Vedo una sorta di fascistizzazione della
società e questo è molto pericoloso. Questa completa indifferenza alla
sofferenza umana è un problema importante. Ma questo è sempre stato un problema
in Russia: i russi sono indifferenti non solo nei confronti degli ucraini ma
anche verso i propri compaesani.
Per
esempio, lei pensa che la gente si preoccupi davvero delle sofferenze della
gente di, non so, Krasnodar? No, per niente! Finché non è un mio problema non
mi interessa! Quindi questo è il vero problema: la totale mancanza di idea di
responsabilità per i problemi politici e sociali, e questo è ciò che rende le
cose terribilmente pericolose.
Implica, infatti, che qualsiasi azione da
parte del governo venga percepita come qualcosa al di fuori del controllo del
singolo, che quindi non ha alcuna responsabilità su qualsiasi cosa stia
accadendo in Russia.
Questo
credo sia terribile e qui sta il problema, perché la gente dice: “Non mi piace
questa guerra, ma cosa ha a che fare con me? Non è affar mio, non potrei
cambiare nulla, come potete chiedermi di oppormi a questa guerra? Potrei
oppormi, ma in quel caso probabilmente perderei il lavoro”.
Questo
senso di impotenza diffusa nella società è stato alimentato e poi strategicamente
usato da Putin. E in questo e, voglio sottolineare questo punto, Putin è stato
aiutato in modo significativo dagli europei, dalle élite globali in generale,
ma soprattutto dagli europei.
Perché
ogni volta che i russi cercavano di trovare una soggettività politica, di
condurre qualche azione politica, di resistere, di impedire che accadessero le
cose peggiori, ogni volta Putin riceveva un enorme sostegno dall’Europa, enormi
contratti finanziari, enormi investimenti… Insomma, si è creata inevitabilmente
una situazione strana.
Beh,
voglio dire, non stiamo chiedendo aiuto per risolvere i nostri problemi, ma
potreste per favore non aiutare Putin almeno in modo massiccio?
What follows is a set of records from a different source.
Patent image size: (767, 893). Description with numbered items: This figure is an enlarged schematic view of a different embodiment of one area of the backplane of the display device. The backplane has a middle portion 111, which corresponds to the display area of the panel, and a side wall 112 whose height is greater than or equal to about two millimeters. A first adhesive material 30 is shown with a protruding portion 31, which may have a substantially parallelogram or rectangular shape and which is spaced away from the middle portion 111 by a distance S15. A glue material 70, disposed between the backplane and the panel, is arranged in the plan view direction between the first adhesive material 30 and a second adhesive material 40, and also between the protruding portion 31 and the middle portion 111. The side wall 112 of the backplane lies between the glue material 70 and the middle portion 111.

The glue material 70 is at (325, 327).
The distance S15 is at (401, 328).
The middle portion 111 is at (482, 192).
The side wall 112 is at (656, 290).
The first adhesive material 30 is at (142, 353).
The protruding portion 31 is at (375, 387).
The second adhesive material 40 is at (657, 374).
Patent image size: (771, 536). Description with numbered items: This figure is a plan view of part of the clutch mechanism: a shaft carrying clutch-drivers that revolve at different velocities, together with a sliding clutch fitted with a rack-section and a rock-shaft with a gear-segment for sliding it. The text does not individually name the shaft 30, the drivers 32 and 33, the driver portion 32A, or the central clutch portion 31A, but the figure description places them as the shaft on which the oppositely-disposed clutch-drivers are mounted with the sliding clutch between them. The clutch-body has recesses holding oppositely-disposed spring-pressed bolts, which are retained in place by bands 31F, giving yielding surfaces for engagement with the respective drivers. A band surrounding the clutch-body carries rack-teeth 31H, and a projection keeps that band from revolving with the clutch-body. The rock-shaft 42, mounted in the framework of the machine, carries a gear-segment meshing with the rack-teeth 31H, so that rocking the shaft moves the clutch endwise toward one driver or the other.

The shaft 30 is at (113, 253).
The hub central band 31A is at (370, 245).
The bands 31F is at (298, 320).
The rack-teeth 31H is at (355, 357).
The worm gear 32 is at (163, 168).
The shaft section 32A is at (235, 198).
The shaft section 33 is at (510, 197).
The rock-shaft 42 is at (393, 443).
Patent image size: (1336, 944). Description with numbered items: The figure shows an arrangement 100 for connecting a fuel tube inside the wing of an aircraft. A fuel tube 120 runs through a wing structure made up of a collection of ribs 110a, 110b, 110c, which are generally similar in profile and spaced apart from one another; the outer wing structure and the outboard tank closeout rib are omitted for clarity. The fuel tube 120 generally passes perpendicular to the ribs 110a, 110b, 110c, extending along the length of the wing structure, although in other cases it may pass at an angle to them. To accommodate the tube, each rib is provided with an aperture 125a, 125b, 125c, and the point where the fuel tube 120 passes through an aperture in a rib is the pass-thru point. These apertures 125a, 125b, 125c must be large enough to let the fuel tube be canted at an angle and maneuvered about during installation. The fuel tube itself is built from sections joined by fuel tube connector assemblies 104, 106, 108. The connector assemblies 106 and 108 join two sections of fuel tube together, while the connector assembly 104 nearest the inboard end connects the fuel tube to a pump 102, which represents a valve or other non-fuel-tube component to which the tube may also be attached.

Ogni volta che
c’è un movimento di resistenza, lui ottiene immediatamente un grande accordo
che porta milioni in Russia e che viene poi investito nell’esercito per
sopprimere la protesta… Beh, questo ovviamente fa sentire la gente disperata.
Questo
sentimento di disperazione può essere spiegato, ma non esime la Russia dalla
responsabilità politica della propria posizione. Questo è, a mio avviso, un
grosso, grosso problema, un pericolo terribile per l’Europa e ovviamente un
problema con terribili conseguenze per la Russia nei prossimi decenni.
Quindi
lei pensa che l’Occidente abbia tradito la società russa aiutando Putin?
Beh,
pensando all’Occidente… chi è l’Occidente? Chi è responsabile di questo, non
saprei fino in fondo. Ma, sapete, una cosa che vorrei davvero respingere è
l’idea di Putin come un orso russo che esce dalla Taiga e all’improvviso, di
punto in bianco, scatena questa guerra contro l’Ucraina.
Ecco, questo non è vero. Putin sa come
funzionano le cose nel capitalismo contemporaneo. Non è un caso che sia
riuscito a corrompere le élite finanziarie e politiche in tutta Europa e anche
in Italia. Ha semplicemente capito come funzionano le cose, in una certa misura
è un maestro di questo sistema capitalistico.
Non
parlo quindi di una responsabilità dell’Occidente, ma di élite politiche ed
economiche molto specifiche. E questa élite occidentale corrotta, proprio ora
che stiamo parlando, sta ancora facendo pressioni sui propri governi, stanno
facendo lobbying per promuovere fondamentalmente l’idea del “bene, lasciamogli
un pezzo di Ucraina e così otteniamo la pace perché vogliamo tornare a fare
affari come prima”.
E gli
uomini d’affari italiani sono ancora qua in Russia a fare business anche se ci
sono delle sanzioni perché a loro non interessa nulla dell’Ucraina, vogliono
fare soldi e basta. E per loro Putin va bene finché possono fare soldi in
Russia.
Qui ci
sono ottime condizioni per fare affari. Perché dovrebbero occuparsi
dell’Ucraina? Questo è il problema.
Non darei la colpa all’Occidente, ma se siamo arrivati fino a questo punto è colpa anche dell’élite politica ed economica corrotta di alcuni Paesi occidentali, e l’Italia è certamente tra questi.